Multi-parameter flow cytometry to understand microbiota-host crosstalk in chronic inflammatory diseases

Chronic inflammatory diseases are often accompanied by dysbiosis, i.e. alterations in the intestinal microbiota. 16S rRNA gene sequencing allows the detailed analysis of the microbial composition but neglects cellular properties of the bacteria.

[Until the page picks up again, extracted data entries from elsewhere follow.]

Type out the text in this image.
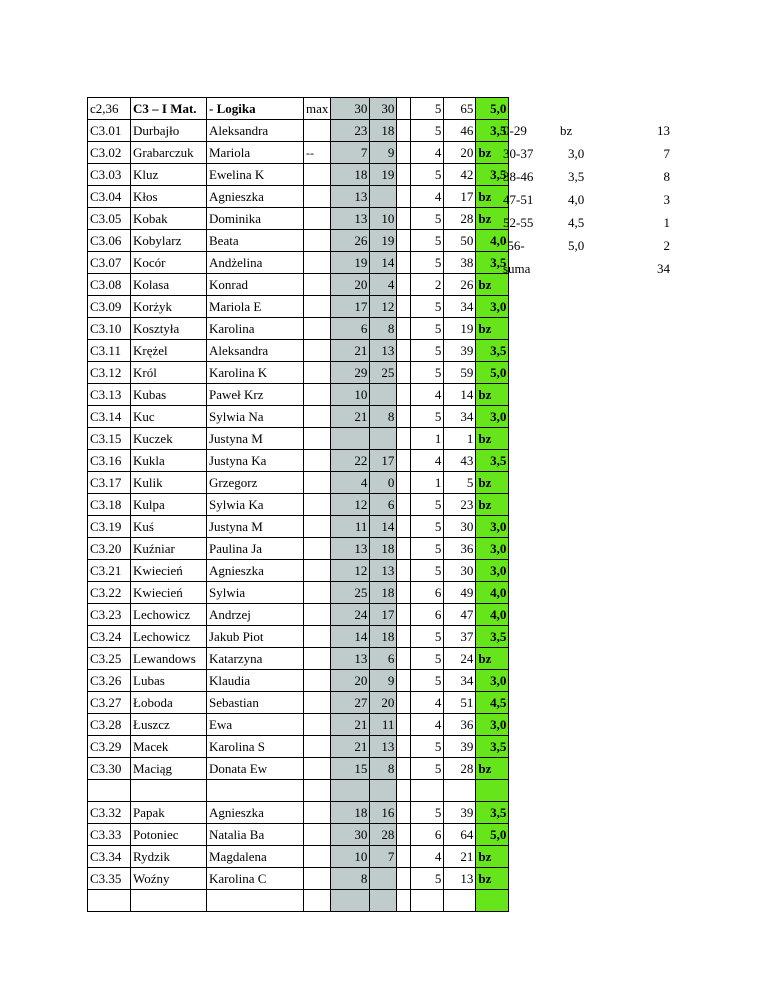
c2,36	C3 – I Mat.	- Logika	max	30	30		5	65	5,0
C3.01	Durbajło	Aleksandra		23	18		5	46	3,5
C3.02	Grabarczuk	Mariola	--	7	9		4	20	bz
C3.03	Kluz	Ewelina K		18	19		5	42	3,5
C3.04	Kłos	Agnieszka		13			4	17	bz
C3.05	Kobak	Dominika		13	10		5	28	bz
C3.06	Kobylarz	Beata		26	19		5	50	4,0
C3.07	Kocór	Andżelina		19	14		5	38	3,5
C3.08	Kolasa	Konrad		20	4		2	26	bz
C3.09	Korżyk	Mariola E		17	12		5	34	3,0
C3.10	Kosztyła	Karolina		6	8		5	19	bz
C3.11	Krężel	Aleksandra		21	13		5	39	3,5
C3.12	Król	Karolina K		29	25		5	59	5,0
C3.13	Kubas	Paweł Krz		10			4	14	bz
C3.14	Kuc	Sylwia Na		21	8		5	34	3,0
C3.15	Kuczek	Justyna M					1	1	bz
C3.16	Kukla	Justyna Ka		22	17		4	43	3,5
C3.17	Kulik	Grzegorz		4	0		1	5	bz
C3.18	Kulpa	Sylwia Ka		12	6		5	23	bz
C3.19	Kuś	Justyna M		11	14		5	30	3,0
C3.20	Kuźniar	Paulina Ja		13	18		5	36	3,0
C3.21	Kwiecień	Agnieszka		12	13		5	30	3,0
C3.22	Kwiecień	Sylwia		25	18		6	49	4,0
C3.23	Lechowicz	Andrzej		24	17		6	47	4,0
C3.24	Lechowicz	Jakub Piot		14	18		5	37	3,5
C3.25	Lewandows	Katarzyna		13	6		5	24	bz
C3.26	Lubas	Klaudia		20	9		5	34	3,0
C3.27	Łoboda	Sebastian		27	20		4	51	4,5
C3.28	Łuszcz	Ewa		21	11		4	36	3,0
C3.29	Macek	Karolina S		21	13		5	39	3,5
C3.30	Maciąg	Donata Ew		15	8		5	28	bz

C3.32	Papak	Agnieszka		18	16		5	39	3,5
C3.33	Potoniec	Natalia Ba		30	28		6	64	5,0
C3.34	Rydzik	Magdalena		10	7		4	21	bz
C3.35	Woźny	Karolina C		8			5	13	bz

0-29	bz	13
30-37	3,0	7
38-46	3,5	8
47-51	4,0	3
52-55	4,5	1
`56-	5,0	2
suma		34
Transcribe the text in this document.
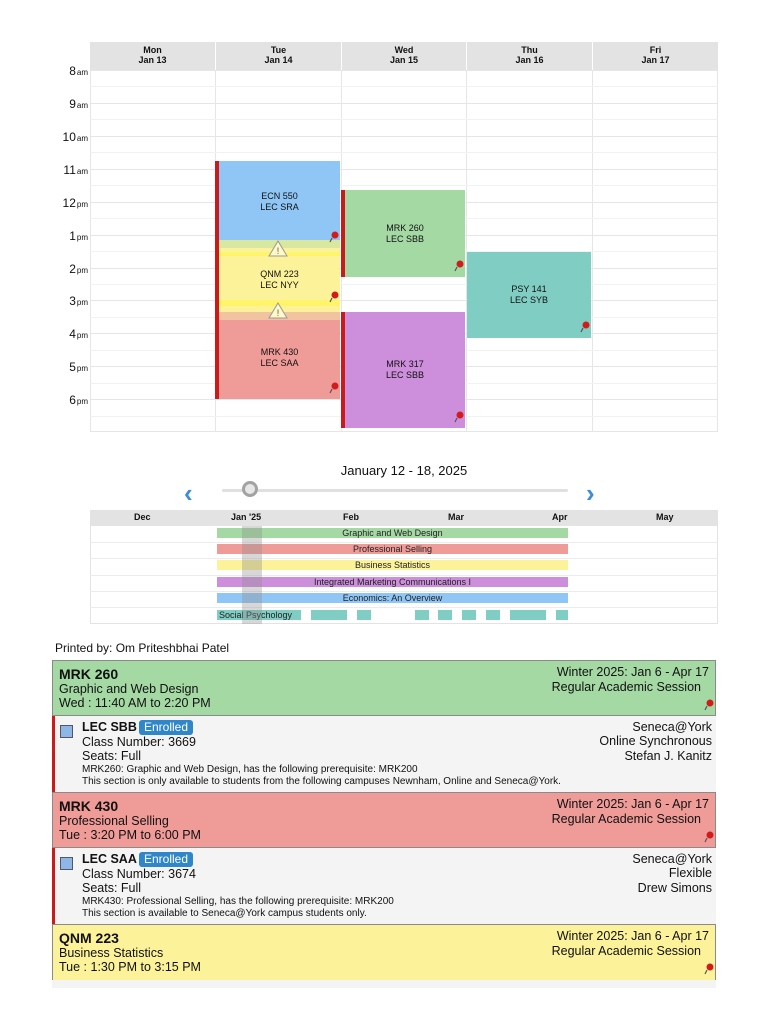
Mon
Jan 13
Tue
Jan 14
Wed
Jan 15
Thu
Jan 16
Fri
Jan 17
8am
9am
10am
11am
12pm
1pm
2pm
3pm
4pm
5pm
6pm
ECN 550
LEC SRA
QNM 223
LEC NYY
MRK 430
LEC SAA
MRK 260
LEC SBB
MRK 317
LEC SBB
PSY 141
LEC SYB
!
!
January 12 - 18, 2025
‹	›
Dec	Jan '25	Feb	Mar	Apr	May
Graphic and Web Design
Professional Selling
Business Statistics
Integrated Marketing Communications I
Economics: An Overview
Social Psychology
Printed by: Om Priteshbhai Patel
MRK 260
Graphic and Web Design
Wed : 11:40 AM to 2:20 PM
Winter 2025: Jan 6 - Apr 17
Regular Academic Session
LEC SBB Enrolled
Class Number: 3669
Seats: Full
MRK260: Graphic and Web Design, has the following prerequisite: MRK200
This section is only available to students from the following campuses Newnham, Online and Seneca@York.
Seneca@York
Online Synchronous
Stefan J. Kanitz
MRK 430
Professional Selling
Tue : 3:20 PM to 6:00 PM
Winter 2025: Jan 6 - Apr 17
Regular Academic Session
LEC SAA Enrolled
Class Number: 3674
Seats: Full
MRK430: Professional Selling, has the following prerequisite: MRK200
This section is available to Seneca@York campus students only.
Seneca@York
Flexible
Drew Simons
QNM 223
Business Statistics
Tue : 1:30 PM to 3:15 PM
Winter 2025: Jan 6 - Apr 17
Regular Academic Session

We analyze cell surface properties of human intestinal microbiota on the single cell level by multi-parameter flow cytometry to gain additional insights into the phenotype of the microbiota and the potential host-microbiota crosstalk. We want to understand the recognition of bacteria by the host and interpret the immunological context of this recognition by selectively analyzing the coating of bacteria by host immunoglobulin isotypes IgA1, IgA2, IgG and IgM. Further, we use lectins to characterize microbial surface sugars, which may relate to metabolic conditions, adhesion, and bacteria-host-crosstalk. We observe distinct populations of bacteria with increased lectin binding and enhanced host immunoglobulin coating in stool samples of patients with chronic inflammatory diseases, such as juvenile idiopathic arthritis, IgG4-related diseases and inflammatory bowel diseases. Thus, we hypothesize that lectin-bound bacteria induce an enhanced immune recognition and are critical in the induction and maintenance of chronic inflammation. We will address our hypothesis by analyzing the reactivity of memory T cells towards sorted Ig- or lectin-high bacteria.